As the demonetization drive has forced a swift progression to digital transactions, the government has asked all payment gateways and e-wallet firms to immediately report any hint of fraud to the National Payment Corporation of India (NPCI), the umbrella organization for all retail payments system in India.
"The IT Act came out in 2000. It has by and large served us well…Now, as we move towards digital economy, we are reviewing if the need to relook its architecture to make it more of a deterrent for cyber criminals," IT Minister Ravi Shankar Prasad said.
In an online interview to Factor Daily, a 'Legion' group member said, "we have confidential data pertaining to NPCI hub servers, and even the encryption keys/ certificates used by some banks in India (not disclosed). So, theoretically, we could generate ‘fraudulent' financial messages! Does that make #DigitalIndiasafe? Maybe Modi should think all of this through before launching it."
In another interview to the Economic Times, the hackers claimed, "Let me tell you…the banking system of India is deeply flawed and has been hacked several times."
Legion first made headlines in India after it claimed to have hacked leading politician Rahul Gandhi's twitter and email accounts.

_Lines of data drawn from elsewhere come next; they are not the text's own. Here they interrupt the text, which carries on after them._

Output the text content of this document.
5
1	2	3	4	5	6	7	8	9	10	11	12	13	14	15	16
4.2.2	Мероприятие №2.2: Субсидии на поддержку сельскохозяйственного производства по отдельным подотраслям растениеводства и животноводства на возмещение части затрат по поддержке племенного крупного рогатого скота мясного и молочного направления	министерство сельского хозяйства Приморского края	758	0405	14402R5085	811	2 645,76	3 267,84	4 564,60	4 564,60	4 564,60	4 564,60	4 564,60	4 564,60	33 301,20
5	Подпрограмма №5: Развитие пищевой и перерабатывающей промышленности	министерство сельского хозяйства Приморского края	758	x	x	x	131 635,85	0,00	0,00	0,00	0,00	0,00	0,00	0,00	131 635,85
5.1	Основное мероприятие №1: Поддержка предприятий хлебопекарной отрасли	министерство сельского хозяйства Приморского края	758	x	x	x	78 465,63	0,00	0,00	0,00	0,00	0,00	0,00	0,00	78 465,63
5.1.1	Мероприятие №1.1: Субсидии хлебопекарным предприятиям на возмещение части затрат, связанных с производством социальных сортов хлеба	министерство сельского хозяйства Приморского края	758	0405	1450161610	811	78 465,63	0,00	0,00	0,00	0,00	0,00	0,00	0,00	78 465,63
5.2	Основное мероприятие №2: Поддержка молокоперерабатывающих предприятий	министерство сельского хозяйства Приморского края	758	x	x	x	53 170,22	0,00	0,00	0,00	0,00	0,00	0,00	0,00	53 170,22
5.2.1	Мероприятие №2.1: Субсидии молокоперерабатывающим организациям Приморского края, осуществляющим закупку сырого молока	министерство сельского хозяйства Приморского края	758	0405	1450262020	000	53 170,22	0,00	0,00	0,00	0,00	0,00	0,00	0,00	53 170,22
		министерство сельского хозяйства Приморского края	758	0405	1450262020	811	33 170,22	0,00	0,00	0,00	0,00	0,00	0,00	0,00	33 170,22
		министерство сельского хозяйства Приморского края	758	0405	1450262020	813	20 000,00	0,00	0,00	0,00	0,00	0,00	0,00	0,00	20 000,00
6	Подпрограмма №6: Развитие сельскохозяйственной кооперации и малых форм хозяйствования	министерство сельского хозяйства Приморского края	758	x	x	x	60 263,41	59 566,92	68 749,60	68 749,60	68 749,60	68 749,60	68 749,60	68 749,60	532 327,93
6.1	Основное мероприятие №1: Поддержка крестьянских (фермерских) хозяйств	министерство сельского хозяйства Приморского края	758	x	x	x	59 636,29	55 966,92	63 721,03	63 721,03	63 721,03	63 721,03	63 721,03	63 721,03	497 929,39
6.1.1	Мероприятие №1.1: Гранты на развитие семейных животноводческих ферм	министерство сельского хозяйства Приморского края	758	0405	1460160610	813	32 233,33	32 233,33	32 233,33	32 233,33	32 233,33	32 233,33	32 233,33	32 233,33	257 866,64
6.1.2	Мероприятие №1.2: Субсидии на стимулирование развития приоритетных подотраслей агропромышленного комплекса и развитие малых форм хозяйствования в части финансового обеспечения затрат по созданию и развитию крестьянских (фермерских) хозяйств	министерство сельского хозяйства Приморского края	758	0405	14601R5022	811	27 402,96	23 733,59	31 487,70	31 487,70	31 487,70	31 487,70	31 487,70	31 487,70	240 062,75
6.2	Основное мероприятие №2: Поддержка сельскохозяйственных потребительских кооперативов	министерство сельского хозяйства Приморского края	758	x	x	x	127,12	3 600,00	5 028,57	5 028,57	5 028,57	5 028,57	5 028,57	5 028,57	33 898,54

The group also made public the dumps of e-mail accounts belonging to the Indian National Congress, Liquor baron Vijay Mallya, journalists Barkha Dutt and Ravish Kumar of the NDTV TV channel.
The group has claimed that they did not have a purpose behind the hacking but their next dump would be emails sent and received through a domain commanded by the Indian legislature and used by Parliamentarians.
"We don't have a purpose. We just expose people that pop up as potentially interesting…Next is a dump ofsansad.nic.in emails which is — quite big. It includes a lot of BIG FISH."
India's cyberpolice has traced IP addresses from five countries — Sweden, Romania, the United States, Canada and Thailand — when Rahul Gandhi's accounts were hacked.
"We have got the IP logs from Twitter. The details of IP logs were sent to the internet service providers in five countries after a thorough examination. We are yet to get the details of hacker's account and address," said Anyesh Roy, Delhi's Deputy Commissioner of Police (Cyber Cell) in a media briefing.